Save the running configuration on your switch. If you have permission and can do so safely, reboot your switch using the reload command. See if your new login banner is still there.
I like to use a shorter command to save the startup configuration. write memory (which you can abbreviate wr me) does something similar to copy run start, except it doesn’t prompt you for the filename of the destination file. Keep in mind that the abbreviated command doesn’t work on all Cisco devices.
3.8. The no command
Most configuration commands can be negated using the no command. Putting no before a command removes it from the running configuration.
You’ll use the no command to remove the login banner you just created. First, check the running configuration for the exact command:
Switch1#show run | include banner banner login ^C
The configuration looks a bit different than what you typed. You didn’t ever type ^C in global configuration mode, yet there it is. This isn’t a cause for concern because IOS sometimes changes or reorders the commands you type. Also notice that the message Welcome to Switch1! doesn’t show up either. It’s on a separate line in the configuration, so it doesn’t show up in the output. But that’s not a problem because you just need to remove the banner login command.

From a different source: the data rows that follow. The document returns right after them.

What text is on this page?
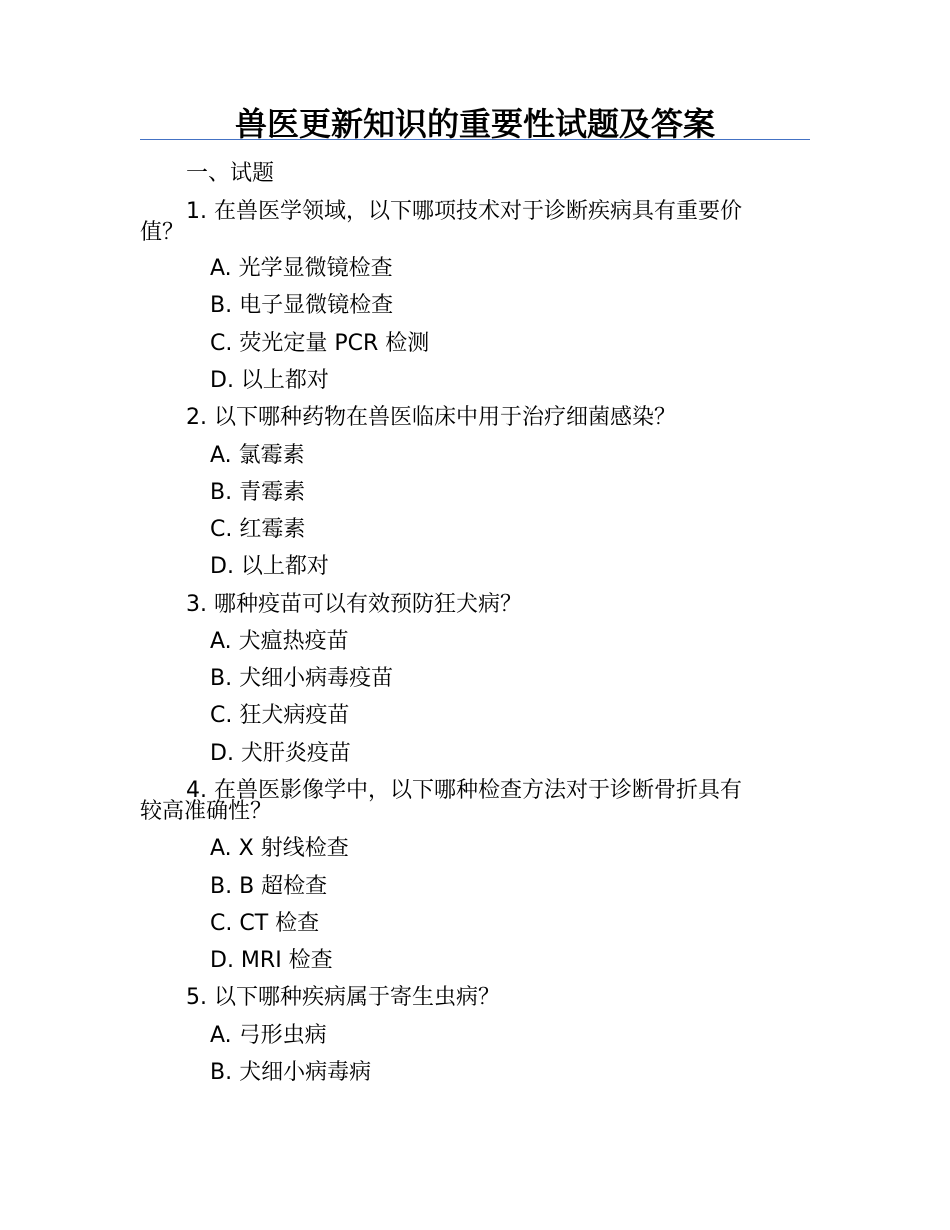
兽医更新知识的重要性试题及答案
一、试题
1. 在兽医学领域，以下哪项技术对于诊断疾病具有重要价
值？
A. 光学显微镜检查
B. 电子显微镜检查
C. 荧光定量 PCR 检测
D. 以上都对
2. 以下哪种药物在兽医临床中用于治疗细菌感染？
A. 氯霉素
B. 青霉素
C. 红霉素
D. 以上都对
3. 哪种疫苗可以有效预防狂犬病？
A. 犬瘟热疫苗
B. 犬细小病毒疫苗
C. 狂犬病疫苗
D. 犬肝炎疫苗
4. 在兽医影像学中，以下哪种检查方法对于诊断骨折具有
较高准确性？
A. X 射线检查
B. B 超检查
C. CT 检查
D. MRI 检查
5. 以下哪种疾病属于寄生虫病？
A. 弓形虫病
B. 犬细小病毒病
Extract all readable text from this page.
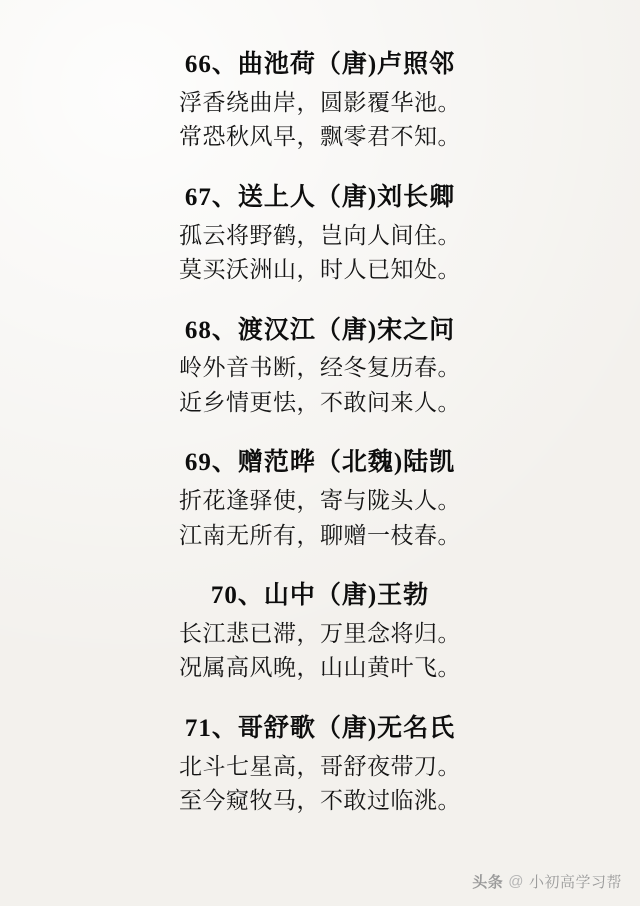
66、曲池荷（唐)卢照邻
浮香绕曲岸，圆影覆华池。
常恐秋风早，飘零君不知。
67、送上人（唐)刘长卿
孤云将野鹤，岂向人间住。
莫买沃洲山，时人已知处。
68、渡汉江（唐)宋之问
岭外音书断，经冬复历春。
近乡情更怯，不敢问来人。
69、赠范晔（北魏)陆凯
折花逢驿使，寄与陇头人。
江南无所有，聊赠一枝春。
70、山中（唐)王勃
长江悲已滞，万里念将归。
况属高风晚，山山黄叶飞。
71、哥舒歌（唐)无名氏
北斗七星高，哥舒夜带刀。
至今窥牧马，不敢过临洮。
头条 @ 小初高学习帮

To do this, go back into global configuration mode and place a no before the command:
Now you need to verify that IOS actually removed the configuration command:
Switch1#show run | include banner Switch1#
You get no output, so you know that IOS did your bidding and removed that command from the running configuration. But the command still exists in the startup configuration:
Switch1#show startup-config | include banner banner login ^C Switch1#
To make the removal permanent, you have to save the running configuration again, overwriting the existing startup-config:
IOS overwrites the existing startup configuration with the running configuration, and you’re finished!
Remove the login banner from your switch’s running configuration. Compare the running configuration with the startup configuration. Do you notice any difference? Save the startup configuration to make the change permanent.

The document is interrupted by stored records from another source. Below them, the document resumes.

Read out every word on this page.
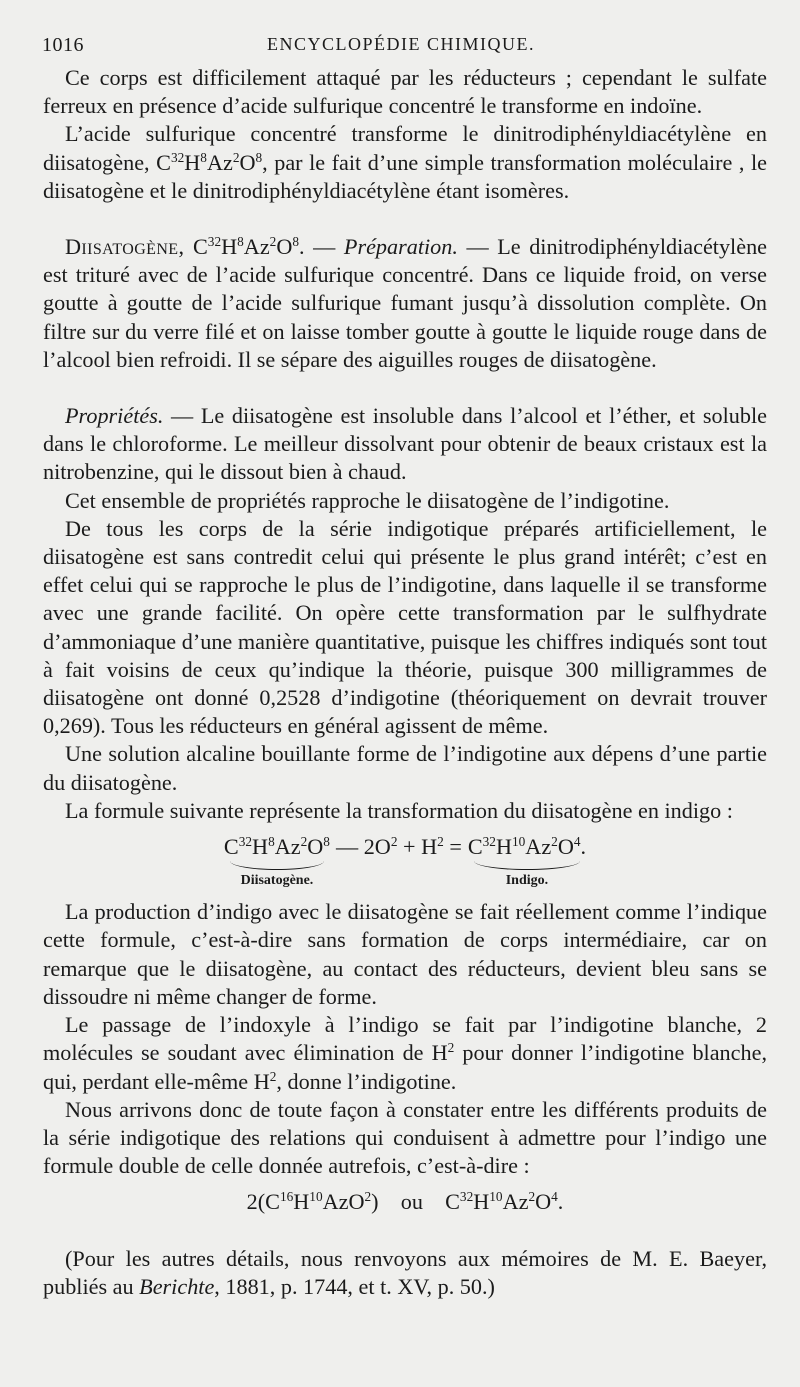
1016	ENCYCLOPÉDIE CHIMIQUE.

Ce corps est difficilement attaqué par les réducteurs ; cependant le sulfate ferreux en présence d’acide sulfurique concentré le transforme en indoïne.

L’acide sulfurique concentré transforme le dinitrodiphényldiacétylène en diisatogène, $C^{32}H^8Az^2O^8$, par le fait d’une simple transformation moléculaire , le diisatogène et le dinitrodiphényldiacétylène étant isomères.

Diisatogène, $C^{32}H^8Az^2O^8$. — Préparation. — Le dinitrodiphényldiacétylène est trituré avec de l’acide sulfurique concentré. Dans ce liquide froid, on verse goutte à goutte de l’acide sulfurique fumant jusqu’à dissolution complète. On filtre sur du verre filé et on laisse tomber goutte à goutte le liquide rouge dans de l’alcool bien refroidi. Il se sépare des aiguilles rouges de diisatogène.

Propriétés. — Le diisatogène est insoluble dans l’alcool et l’éther, et soluble dans le chloroforme. Le meilleur dissolvant pour obtenir de beaux cristaux est la nitrobenzine, qui le dissout bien à chaud.

Cet ensemble de propriétés rapproche le diisatogène de l’indigotine.

De tous les corps de la série indigotique préparés artificiellement, le diisatogène est sans contredit celui qui présente le plus grand intérêt; c’est en effet celui qui se rapproche le plus de l’indigotine, dans laquelle il se transforme avec une grande facilité. On opère cette transformation par le sulfhydrate d’ammoniaque d’une manière quantitative, puisque les chiffres indiqués sont tout à fait voisins de ceux qu’indique la théorie, puisque 300 milligrammes de diisatogène ont donné 0,2528 d’indigotine (théoriquement on devrait trouver 0,269). Tous les réducteurs en général agissent de même.

Une solution alcaline bouillante forme de l’indigotine aux dépens d’une partie du diisatogène.

La formule suivante représente la transformation du diisatogène en indigo :

$C^{32}H^8Az^2O^8$
Diisatogène.
— $2O^2 + H^2 = C^{32}H^{10}Az^2O^4$.
Indigo.

La production d’indigo avec le diisatogène se fait réellement comme l’indique cette formule, c’est-à-dire sans formation de corps intermédiaire, car on remarque que le diisatogène, au contact des réducteurs, devient bleu sans se dissoudre ni même changer de forme.

Le passage de l’indoxyle à l’indigo se fait par l’indigotine blanche, 2 molécules se soudant avec élimination de $H^2$ pour donner l’indigotine blanche, qui, perdant elle-même $H^2$, donne l’indigotine.

Nous arrivons donc de toute façon à constater entre les différents produits de la série indigotique des relations qui conduisent à admettre pour l’indigo une formule double de celle donnée autrefois, c’est-à-dire :

$2(C^{16}H^{10}AzO^2)$ ou $C^{32}H^{10}Az^2O^4$.

(Pour les autres détails, nous renvoyons aux mémoires de M. E. Baeyer, publiés au Berichte, 1881, p. 1744, et t. XV, p. 50.)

3.9. Commands in this chapter
IOS is context-sensitive, so you can’t just type any command anywhere and expect great things to happen. But there are some commands that you’ll use over and over again, so it’s important that you understand what they do. Table 3.1 lists some common commands and their descriptions.
Table 3.1. Commands used in this chapter
|
Command |
Description |
|---|---|
| show ? | Displays subcommands that show information about the device |
| show version | Displays the device platform, IOS version, and package |
| show running-config | Displays the current running configuration |
| configure terminal | Enters global configuration mode |
| no | In global configuration mode, removes the specified command from the running configuration |
| show startup-config | Displays the startup configuration in NVRAM |
| copy running-config startup-config | Overwrites the startup configuration with the current running configuration |
| reload | Reboots the device |
3.10. Hands-on lab
Practice everything you learned in this chapter. Make sure you can log in to all of the devices in your environment and can view the running configuration. There’s no need to make additional configuration changes yet. What’s important is that you can get into the IOS CLI, navigate it, view the running configuration, and get into global configuration mode.